Another thing to consider is the maintenance burden of anything that's included in the standard library. Once a package is included, it has to be maintained by Python's core developer team. Python has a few paid developers, but most of the work is done by volunteers, or people whose employers are willing to sponsor their time.

Whenever a package is considered for inclusion in the standard library, Python's core developers need to decide whether they feel they can handle the additional workload of maintaining that library. Sometimes there's enough benefit to enough Python users that it's worth including. But more often, it's just not feasible to have a library maintained by core developers.

What belongs in the standard library?

So what does belong in the standard library? If a library is useful to a significant percentage of Python users, is highly stable, has seen widespread usage and doesn't need frequent updates, and it can be reasonably maintained by Python's core developers, it may be a candidate for inclusion in the Python language or standard library.

A good example of this is pathlib. This module started out as a third-party package. PEP 428 proposed including it in the standard library, and the community agreed that it was appropriate to incorporate pathlib into the language itself. It's one of my favorite modules, and I think that was an excellent decision. That said, if it had remained a third-party package, I'd have no issues installing it into each of my projects that uses it.

Deprecation costs

One of the issues developers of new libraries sometimes don't think about is the cost of deprecating the library when it's reached end of life. Programmers don't like to think of their projects becoming useless at some point, but Python's core developers absolutely have to think about this.

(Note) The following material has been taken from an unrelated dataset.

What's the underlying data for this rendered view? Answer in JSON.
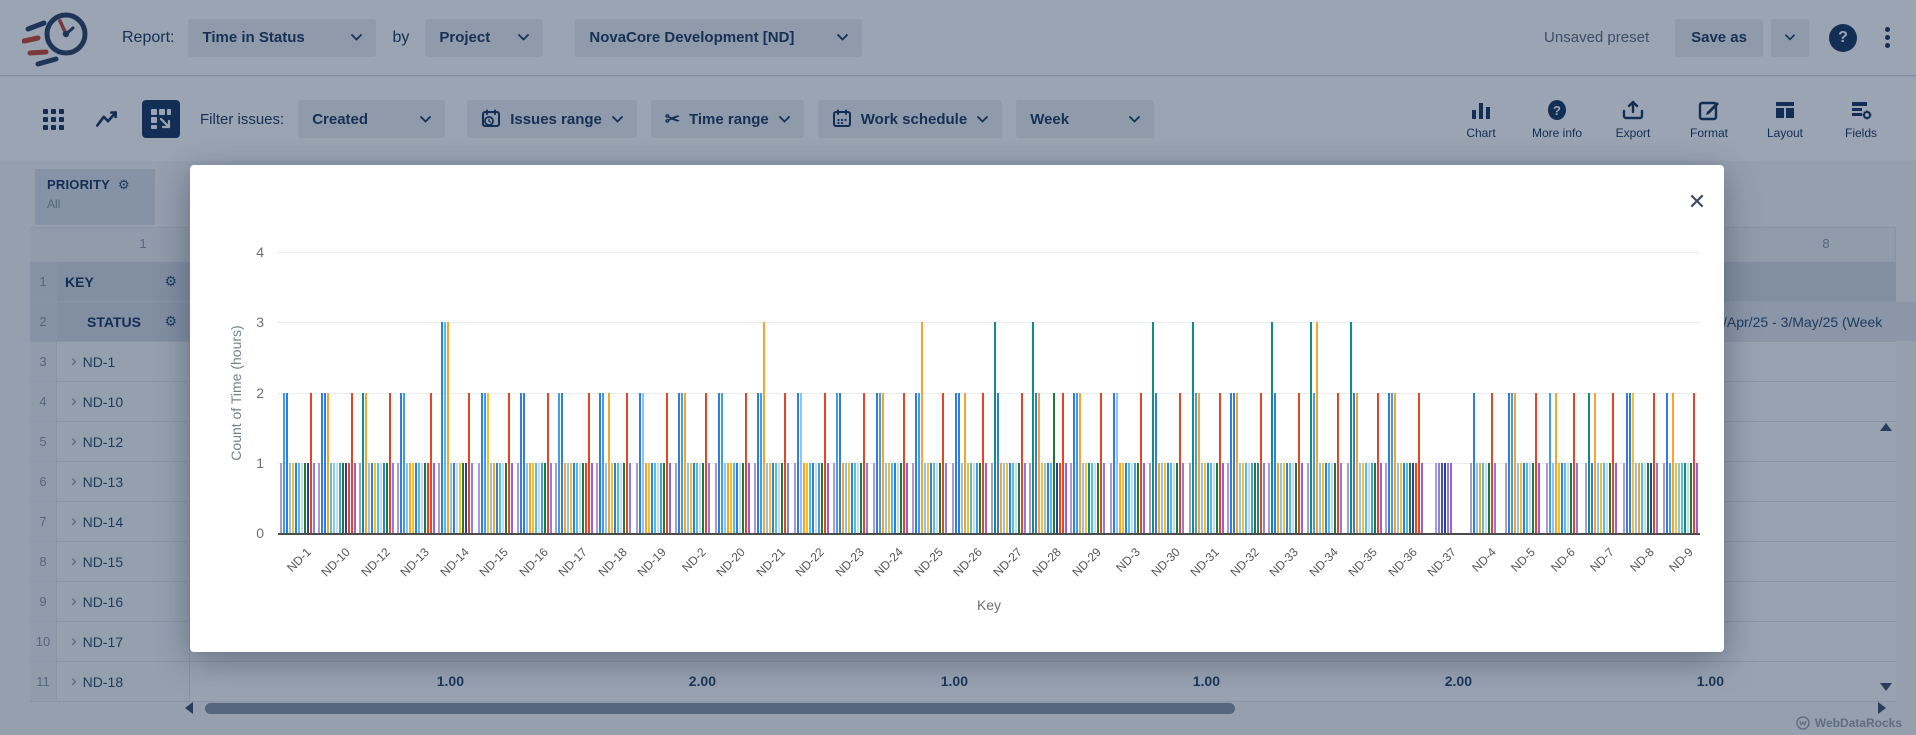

A good example of this is a library for handling XML data. XML was a common format in the mid 2000s, and it made as much sense to include an XML library back then as it does to include a JSON library today. But while many of us have moved on from XML and will never touch it again, Python's core developers still have to think about it because it's in the standard library.

When a module is slated for deprecation, it's a process that takes several releases. That's a multi-year process, which core developers need to manage.

Conclusions

As a developer, I really like using third-party libraries. They address an incredible variety of use cases across all kinds of domains. You have to be careful when choosing libraries, because people can put malicious code into these libraries at times. But there are many well-established, well-vetted packages you can choose from. And many more are small enough that you can look through the codebase yourself before deciding whether to incorporate them into your projects.

As a developer, I also appreciate the opportunity to build and help maintain third-party packages. You don't get instant usage by putting a package on PyPI, but you do get access to a reliable and well-known distribution system. It's your responsibility to develop useful, reliable software, and you have to find people who want to use what you're offering. But if you're willing to do those things, the infrastructure is there for you to take advantage of. I especially appreciate the opportunity to develop libraries as quickly or as slowly as I need.

Library maintainers often struggle with discoverability. When there's a good library out there, how do you let people know about it? That's a question for a separate post, but I'll note here that it's also our responsibility as developers to look for packages that would make our work easier. We take for granted that as a Python developer you have to learn about things like lists and dictionaries. But I would argue it's just as important to spend time looking through the standard library, and looking at what's available on PyPI as well. Don't stop when you find a primary package either. Many times there are additional packages that extend the functionality of the main packages you use.

If you feel like sharing, what's your favorite standard library module? What's your favorite third-party package?